Misas-Villamil Johana C, van der Hoorn Renier A L
Plant Chemetics Laboratory, Max Planck Institute for Plant Breeding Research, Carl-von-Linne-Weg 10, 50829 Cologne, Germany.
Curr Opin Plant Biol. 2008 Aug;11(4):380-8. doi: 10.1016/j.pbi.2008.04.007. Epub 2008 Jun 10.
The plant apoplast during plant-pathogen interactions is an ancient battleground that holds an intriguing range of attacking enzymes and counteracting inhibitors. Examples are pathogen xylanases and polygalacturonases that are inhibited by plant proteins like TAXI, XIP, and PGIP; and plant glucanases and proteases, which are targeted by pathogen proteins such as GIP1, EPI1, EPIC2B, and AVR2. These seven well-characterized inhibitors have different modes of action and many probably evolved from inactive enzymes themselves. Detailed studies of the structures, sequence variation, and mutated proteins uncovered molecular struggles between these enzymes and their inhibitors, resulting in positive selection for variant residues at the contact surface, where single residues determine the outcome of the interaction.

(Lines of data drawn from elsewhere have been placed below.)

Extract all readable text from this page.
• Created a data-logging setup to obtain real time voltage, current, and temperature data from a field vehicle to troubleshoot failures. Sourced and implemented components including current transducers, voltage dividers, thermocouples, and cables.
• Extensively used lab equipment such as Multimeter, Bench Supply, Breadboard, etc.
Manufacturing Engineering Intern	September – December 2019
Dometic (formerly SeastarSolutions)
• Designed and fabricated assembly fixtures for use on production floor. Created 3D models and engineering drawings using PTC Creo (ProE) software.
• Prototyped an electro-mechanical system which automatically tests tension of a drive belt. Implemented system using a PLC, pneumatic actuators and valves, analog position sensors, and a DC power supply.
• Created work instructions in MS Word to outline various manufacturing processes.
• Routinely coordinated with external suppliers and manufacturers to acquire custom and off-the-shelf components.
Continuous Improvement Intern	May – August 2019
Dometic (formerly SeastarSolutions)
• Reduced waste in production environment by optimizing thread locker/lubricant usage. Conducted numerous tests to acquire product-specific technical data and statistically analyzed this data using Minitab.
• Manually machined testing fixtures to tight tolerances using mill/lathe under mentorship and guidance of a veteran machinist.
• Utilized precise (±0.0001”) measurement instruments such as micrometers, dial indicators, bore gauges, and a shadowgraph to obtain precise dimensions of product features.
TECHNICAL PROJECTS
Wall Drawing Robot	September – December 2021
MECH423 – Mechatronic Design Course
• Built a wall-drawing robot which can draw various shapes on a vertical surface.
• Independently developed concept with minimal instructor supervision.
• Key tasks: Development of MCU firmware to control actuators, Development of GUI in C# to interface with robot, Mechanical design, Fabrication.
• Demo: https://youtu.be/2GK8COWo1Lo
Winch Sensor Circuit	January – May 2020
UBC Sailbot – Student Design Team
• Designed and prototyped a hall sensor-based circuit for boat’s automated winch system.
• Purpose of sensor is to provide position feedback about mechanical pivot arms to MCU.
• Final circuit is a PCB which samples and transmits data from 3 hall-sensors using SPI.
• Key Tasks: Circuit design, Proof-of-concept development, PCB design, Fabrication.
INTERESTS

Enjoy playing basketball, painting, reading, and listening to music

在植物与病原体相互作用过程中,植物质外体是一个古老的战场,其中存在一系列有趣的攻击酶和起对抗作用的抑制剂。例如,病原体木聚糖酶和多聚半乳糖醛酸酶会受到植物蛋白(如TAXI、XIP和PGIP)的抑制;而植物葡聚糖酶和蛋白酶则是病原体蛋白(如GIP1、EPI1、EPIC2B和AVR2)的作用靶点。这七种特征明确的抑制剂具有不同的作用模式,其中许多可能本身就是从无活性的酶进化而来的。对这些酶及其抑制剂的结构、序列变异和突变蛋白的详细研究揭示了它们之间的分子较量,导致在接触表面的变异残基受到正选择,单个残基决定了相互作用的结果。